The second option only needs
if(VCPKG_TOOL_GN_FROM_SOURCE) # or similar
include(build.cmake)
else()
# do as before
endif()
in the portfile, and
set(VCPKG_TOOL_GN_FROM_SOURCE 1)
in the custom triplet. It could be easily transformed to the first option.
Community feedback. Looking forward to hear from the MS team.
This just runs into the tool ports blocker.
@AugP @ras0219-msft @JavierMatosD and I
discussed this today.
- What makes gn special and lets the other aarch64 things we expect to download work? We aren't saying that we necessarily need a complete solution to everything about this before this can work but we need to understand the problem space to evaluate the correctness of this change. Do we need to look at configuration information from the compiler itself? (For example, extending
detect_compilerto tell us more things)
In particular we need to have high confidence that it isn't going to break binary caching. Ideally we also know the end to end story works before we make incremental steps.
-
Sorry, I didn't pay enought attention. IMO there are three alternatives:
- a feature (needs discussion; covers other platforms)

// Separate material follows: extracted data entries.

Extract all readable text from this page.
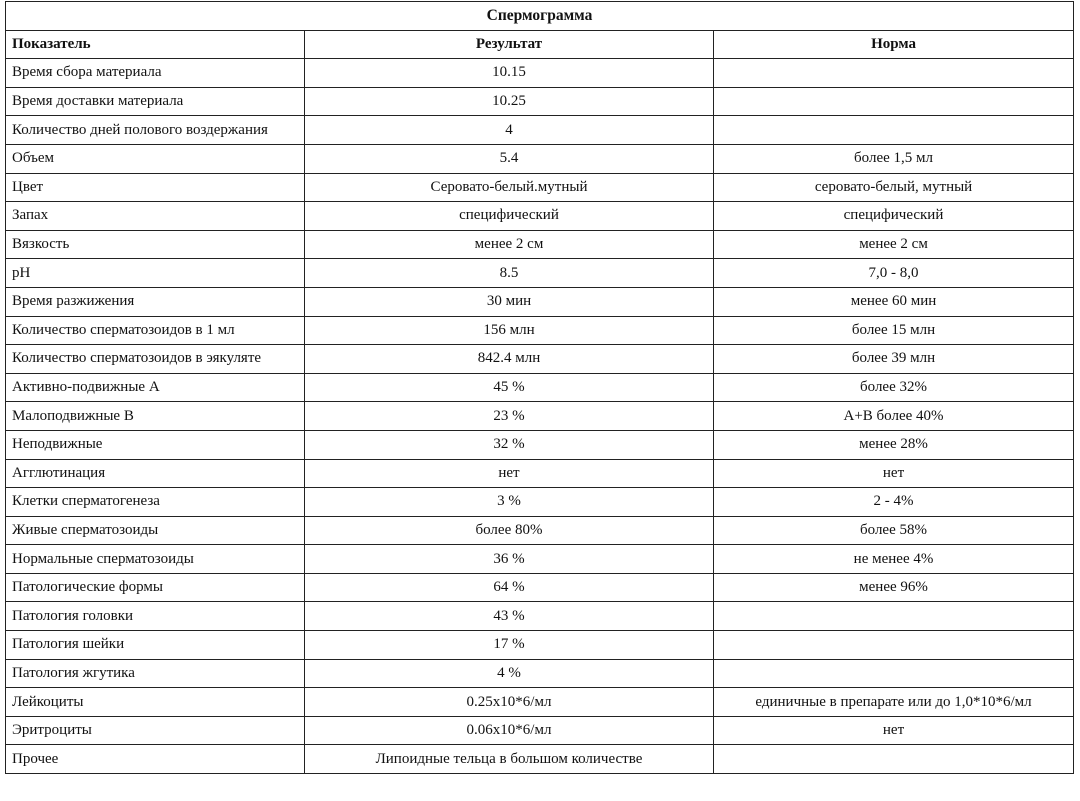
Спермограмма		
Показатель	Результат	Норма
Время сбора материала	10.15	
Время доставки материала	10.25	
Количество дней полового воздержания	4	
Объем	5.4	более 1,5 мл
Цвет	Серовато-белый.мутный	серовато-белый, мутный
Запах	специфический	специфический
Вязкость	менее 2 см	менее 2 см
pH	8.5	7,0 - 8,0
Время разжижения	30 мин	менее 60 мин
Количество сперматозоидов в 1 мл	156 млн	более 15 млн
Количество сперматозоидов в эякуляте	842.4 млн	более 39 млн
Активно-подвижные А	45 %	более 32%
Малоподвижные В	23 %	А+В более 40%
Неподвижные	32 %	менее 28%
Агглютинация	нет	нет
Клетки сперматогенеза	3 %	2 - 4%
Живые сперматозоиды	более 80%	более 58%
Нормальные сперматозоиды	36 %	не менее 4%
Патологические формы	64 %	менее 96%
Патология головки	43 %	
Патология шейки	17 %	
Патология жгутика	4 %	
Лейкоциты	0.25x10*6/мл	единичные в препарате или до 1,0*10*6/мл
Эритроциты	0.06x10*6/мл	нет
Прочее	Липоидные тельца в большом количестве	
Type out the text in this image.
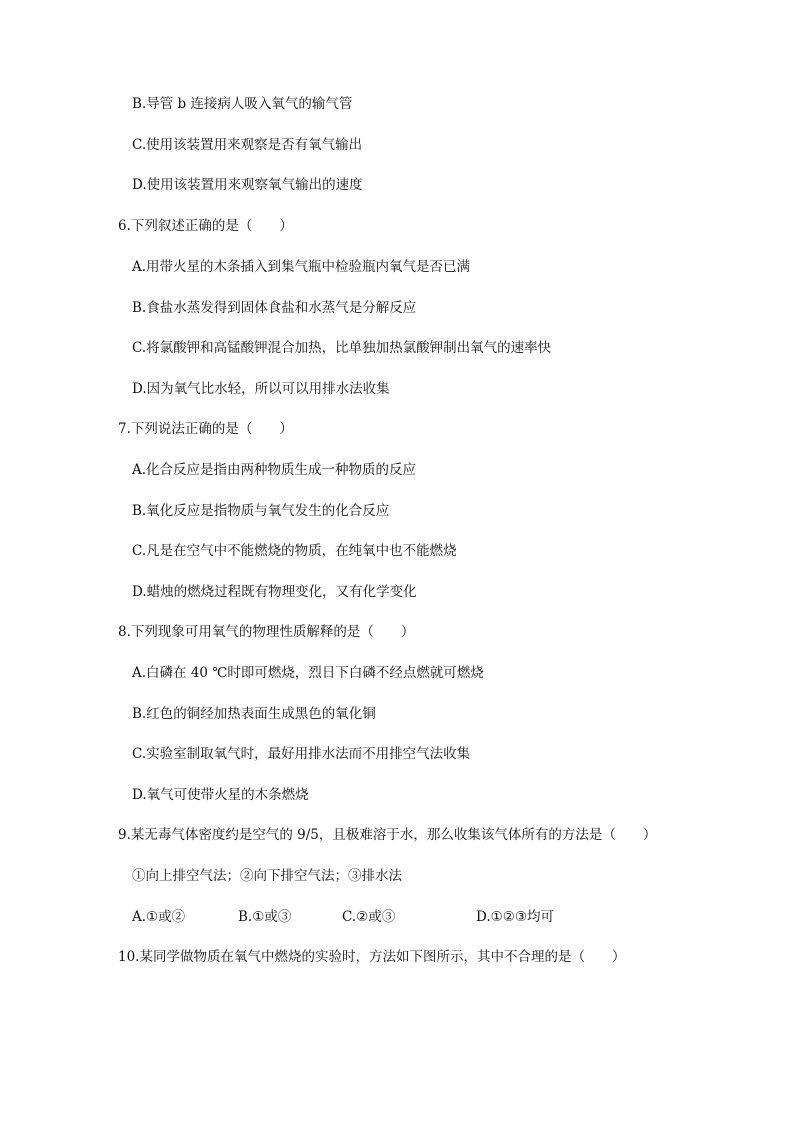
B.导管 b 连接病人吸入氧气的输气管
C.使用该装置用来观察是否有氧气输出
D.使用该装置用来观察氧气输出的速度
6.下列叙述正确的是（　　）
A.用带火星的木条插入到集气瓶中检验瓶内氧气是否已满
B.食盐水蒸发得到固体食盐和水蒸气是分解反应
C.将氯酸钾和高锰酸钾混合加热，比单独加热氯酸钾制出氧气的速率快
D.因为氧气比水轻，所以可以用排水法收集
7.下列说法正确的是（　　）
A.化合反应是指由两种物质生成一种物质的反应
B.氧化反应是指物质与氧气发生的化合反应
C.凡是在空气中不能燃烧的物质，在纯氧中也不能燃烧
D.蜡烛的燃烧过程既有物理变化，又有化学变化
8.下列现象可用氧气的物理性质解释的是（　　）
A.白磷在 40 ℃时即可燃烧，烈日下白磷不经点燃就可燃烧
B.红色的铜经加热表面生成黑色的氧化铜
C.实验室制取氧气时，最好用排水法而不用排空气法收集
D.氧气可使带火星的木条燃烧
9.某无毒气体密度约是空气的 9/5，且极难溶于水，那么收集该气体所有的方法是（　　）
①向上排空气法；②向下排空气法；③排水法
A.①或②	B.①或③	C.②或③	D.①②③均可
10.某同学做物质在氧气中燃烧的实验时，方法如下图所示，其中不合理的是（　　）
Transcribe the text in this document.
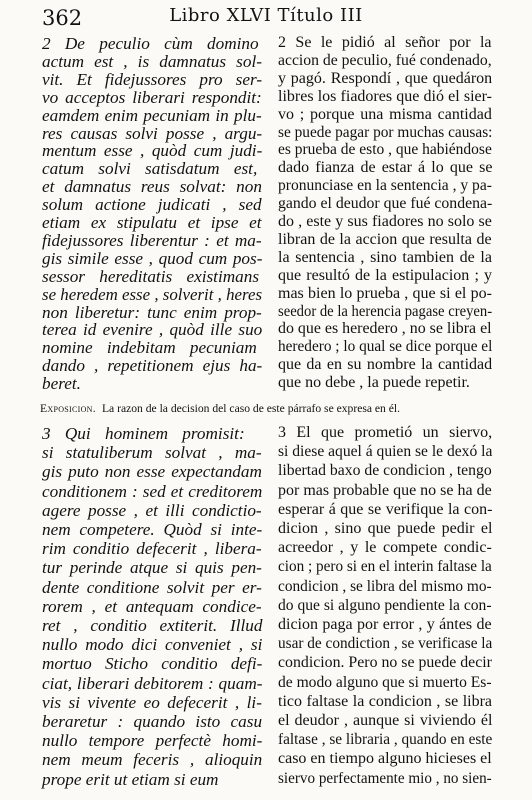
362	Libro XLVI Título III
2 De peculio cùm domino
actum est , is damnatus sol-
vit. Et fidejussores pro ser-
vo acceptos liberari respondit:
eamdem enim pecuniam in plu-
res causas solvi posse , argu-
mentum esse , quòd cum judi-
catum solvi satisdatum est,
et damnatus reus solvat: non
solum actione judicati , sed
etiam ex stipulatu et ipse et
fidejussores liberentur : et ma-
gis simile esse , quod cum pos-
sessor hereditatis existimans
se heredem esse , solverit , heres
non liberetur: tunc enim prop-
terea id evenire , quòd ille suo
nomine indebitam pecuniam
dando , repetitionem ejus ha-
beret.
2 Se le pidió al señor por la
accion de peculio, fué condenado,
y pagó. Respondí , que quedáron
libres los fiadores que dió el sier-
vo ; porque una misma cantidad
se puede pagar por muchas causas:
es prueba de esto , que habiéndose
dado fianza de estar á lo que se
pronunciase en la sentencia , y pa-
gando el deudor que fué condena-
do , este y sus fiadores no solo se
libran de la accion que resulta de
la sentencia , sino tambien de la
que resultó de la estipulacion ; y
mas bien lo prueba , que si el po-
seedor de la herencia pagase creyen-
do que es heredero , no se libra el
heredero ; lo qual se dice porque el
que da en su nombre la cantidad
que no debe , la puede repetir.
Exposicion. La razon de la decision del caso de este párrafo se expresa en él.
3 Qui hominem promisit:
si statuliberum solvat , ma-
gis puto non esse expectandam
conditionem : sed et creditorem
agere posse , et illi condictio-
nem competere. Quòd si inte-
rim conditio defecerit , libera-
tur perinde atque si quis pen-
dente conditione solvit per er-
rorem , et antequam condice-
ret , conditio extiterit. Illud
nullo modo dici conveniet , si
mortuo Sticho conditio defi-
ciat, liberari debitorem : quam-
vis si vivente eo defecerit , li-
beraretur : quando isto casu
nullo tempore perfectè homi-
nem meum feceris , alioquin
prope erit ut etiam si eum
3 El que prometió un siervo,
si diese aquel á quien se le dexó la
libertad baxo de condicion , tengo
por mas probable que no se ha de
esperar á que se verifique la con-
dicion , sino que puede pedir el
acreedor , y le compete condic-
cion ; pero si en el interin faltase la
condicion , se libra del mismo mo-
do que si alguno pendiente la con-
dicion paga por error , y ántes de
usar de condiction , se verificase la
condicion. Pero no se puede decir
de modo alguno que si muerto Es-
tico faltase la condicion , se libra
el deudor , aunque si viviendo él
faltase , se libraria , quando en este
caso en tiempo alguno hicieses el
siervo perfectamente mio , no sien-
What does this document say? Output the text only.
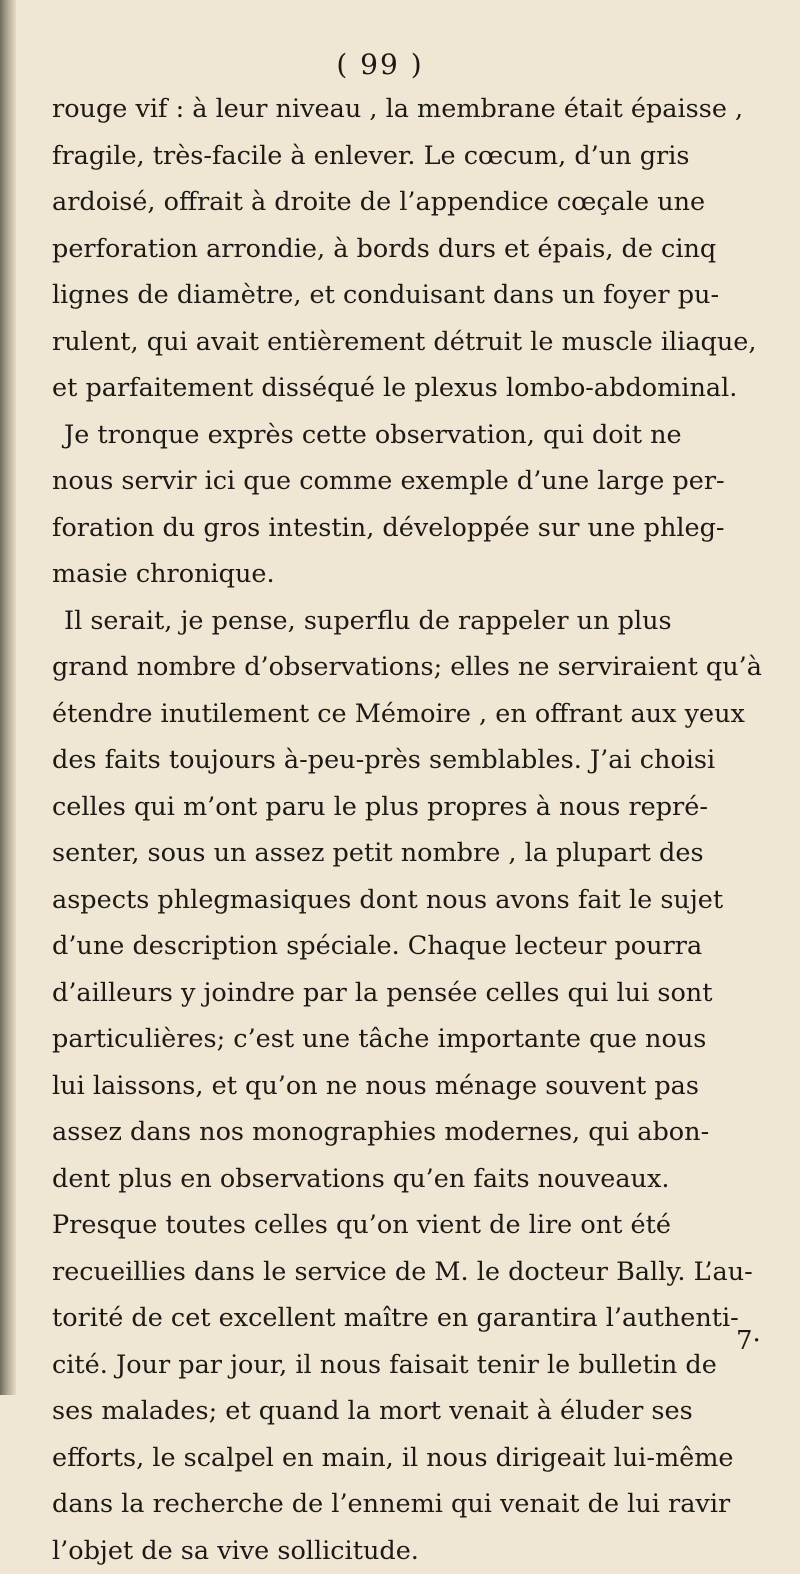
( 99 )
rouge vif : à leur niveau , la membrane était épaisse ,
fragile, très-facile à enlever. Le cœcum, d’un gris
ardoisé, offrait à droite de l’appendice cœçale une
perforation arrondie, à bords durs et épais, de cinq
lignes de diamètre, et conduisant dans un foyer pu-
rulent, qui avait entièrement détruit le muscle iliaque,
et parfaitement disséqué le plexus lombo-abdominal.
Je tronque exprès cette observation, qui doit ne
nous servir ici que comme exemple d’une large per-
foration du gros intestin, développée sur une phleg-
masie chronique.
Il serait, je pense, superflu de rappeler un plus
grand nombre d’observations; elles ne serviraient qu’à
étendre inutilement ce Mémoire , en offrant aux yeux
des faits toujours à-peu-près semblables. J’ai choisi
celles qui m’ont paru le plus propres à nous repré-
senter, sous un assez petit nombre , la plupart des
aspects phlegmasiques dont nous avons fait le sujet
d’une description spéciale. Chaque lecteur pourra
d’ailleurs y joindre par la pensée celles qui lui sont
particulières; c’est une tâche importante que nous
lui laissons, et qu’on ne nous ménage souvent pas
assez dans nos monographies modernes, qui abon-
dent plus en observations qu’en faits nouveaux.
Presque toutes celles qu’on vient de lire ont été
recueillies dans le service de M. le docteur Bally. L’au-
torité de cet excellent maître en garantira l’authenti-
cité. Jour par jour, il nous faisait tenir le bulletin de
ses malades; et quand la mort venait à éluder ses
efforts, le scalpel en main, il nous dirigeait lui-même
dans la recherche de l’ennemi qui venait de lui ravir
l’objet de sa vive sollicitude.
7·
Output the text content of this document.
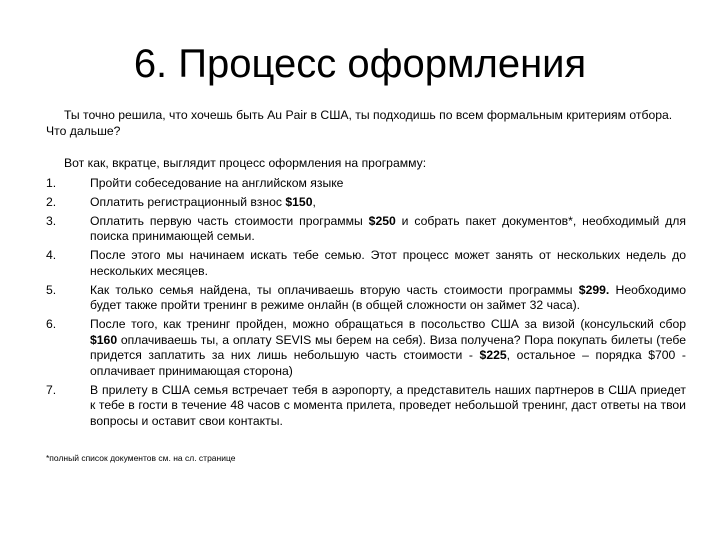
6. Процесс оформления

Ты точно решила, что хочешь быть Au Pair в США, ты подходишь по всем формальным критериям отбора. Что дальше?

Вот как, вкратце, выглядит процесс оформления на программу:

1.	Пройти собеседование на английском языке
2.	Оплатить регистрационный взнос $150,
3.	Оплатить первую часть стоимости программы $250 и собрать пакет документов*, необходимый для поиска принимающей семьи.
4.	После этого мы начинаем искать тебе семью. Этот процесс может занять от нескольких недель до нескольких месяцев.
5.	Как только семья найдена, ты оплачиваешь вторую часть стоимости программы $299. Необходимо будет также пройти тренинг в режиме онлайн (в общей сложности он займет 32 часа).
6.	После того, как тренинг пройден, можно обращаться в посольство США за визой (консульский сбор $160 оплачиваешь ты, а оплату SEVIS мы берем на себя). Виза получена? Пора покупать билеты (тебе придется заплатить за них лишь небольшую часть стоимости - $225, остальное – порядка $700 - оплачивает принимающая сторона)
7.	В прилету в США семья встречает тебя в аэропорту, а представитель наших партнеров в США приедет к тебе в гости в течение 48 часов с момента прилета, проведет небольшой тренинг, даст ответы на твои вопросы и оставит свои контакты.
*полный список документов см. на сл. странице
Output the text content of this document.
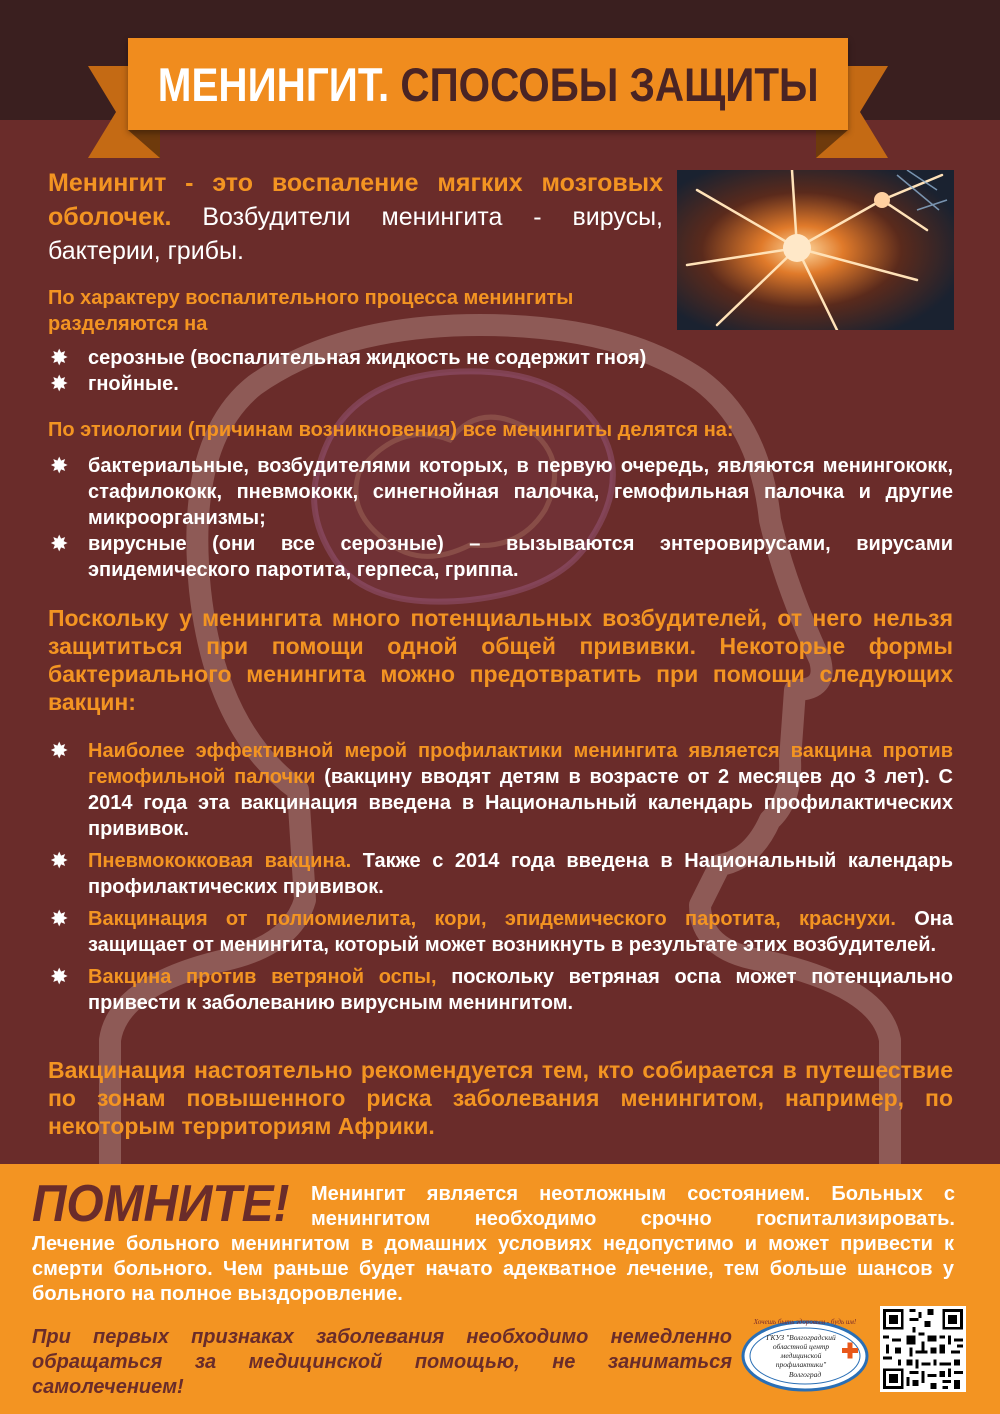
МЕНИНГИТ. СПОСОБЫ ЗАЩИТЫ
Менингит - это воспаление мягких мозговых оболочек. Возбудители менингита - вирусы, бактерии, грибы.
По характеру воспалительного процесса менингиты разделяются на
✸ серозные (воспалительная жидкость не содержит гноя)
✸ гнойные.
По этиологии (причинам возникновения) все менингиты делятся на:
✸ бактериальные, возбудителями которых, в первую очередь, являются менингококк, стафилококк, пневмококк, синегнойная палочка, гемофильная палочка и другие микроорганизмы;
✸ вирусные (они все серозные) – вызываются энтеровирусами, вирусами эпидемического паротита, герпеса, гриппа.
Поскольку у менингита много потенциальных возбудителей, от него нельзя защититься при помощи одной общей прививки. Некоторые формы бактериального менингита можно предотвратить при помощи следующих вакцин:
✸ Наиболее эффективной мерой профилактики менингита является вакцина против гемофильной палочки (вакцину вводят детям в возрасте от 2 месяцев до 3 лет). С 2014 года эта вакцинация введена в Национальный календарь профилактических прививок.
✸ Пневмококковая вакцина. Также с 2014 года введена в Национальный календарь профилактических прививок.
✸ Вакцинация от полиомиелита, кори, эпидемического паротита, краснухи. Она защищает от менингита, который может возникнуть в результате этих возбудителей.
✸ Вакцина против ветряной оспы, поскольку ветряная оспа может потенциально привести к заболеванию вирусным менингитом.
Вакцинация настоятельно рекомендуется тем, кто собирается в путешествие по зонам повышенного риска заболевания менингитом, например, по некоторым территориям Африки.
ПОМНИТЕ! Менингит является неотложным состоянием. Больных с менингитом необходимо срочно госпитализировать.
Лечение больного менингитом в домашних условиях недопустимо и может привести к смерти больного. Чем раньше будет начато адекватное лечение, тем больше шансов у больного на полное выздоровление.
При первых признаках заболевания необходимо немедленно обращаться за медицинской помощью, не заниматься самолечением!
Хочешь быть здоровым - будь им!
ГКУЗ "Волгоградский
областной центр
медицинской
профилактики"
Волгоград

- a triplet variable (easy; covers other platforms)
- a small build with maintainer functions (still quite easy; but limited platform coverage).
It seems like this needs to be an entirely different 'cpu' because this will affect vcpkg fetch and friends too.
What makes gn special and lets the other aarch64 things we expect to download work?
@BillyONeal
My understanding of the reason that gn has issues on 16 KiB Linux kernels and other tools do not is a combination of factors:
- the gn binaries that the chromium package sources ship are fully statically linked
- gn uses the jemalloc allocator. Or at least, the binaries shipped by the chromium package repos do. Jemalloc uses the system page size as a compile time constant. If the system page size and the page size that jemalloc was compiled for do not match at runtime, it is a fatal error.
The other tools such as CMake, ninja, meson, etc that have aarch64 binaries downloaded from a third party do not statically link jemalloc, or another allocator that hard codes the system page size at compile time.
Another alternative could be to create infrastructure for vcpkg to build from source and cache tool binaries on GitHub or another CDN that the upstream doesn't ship.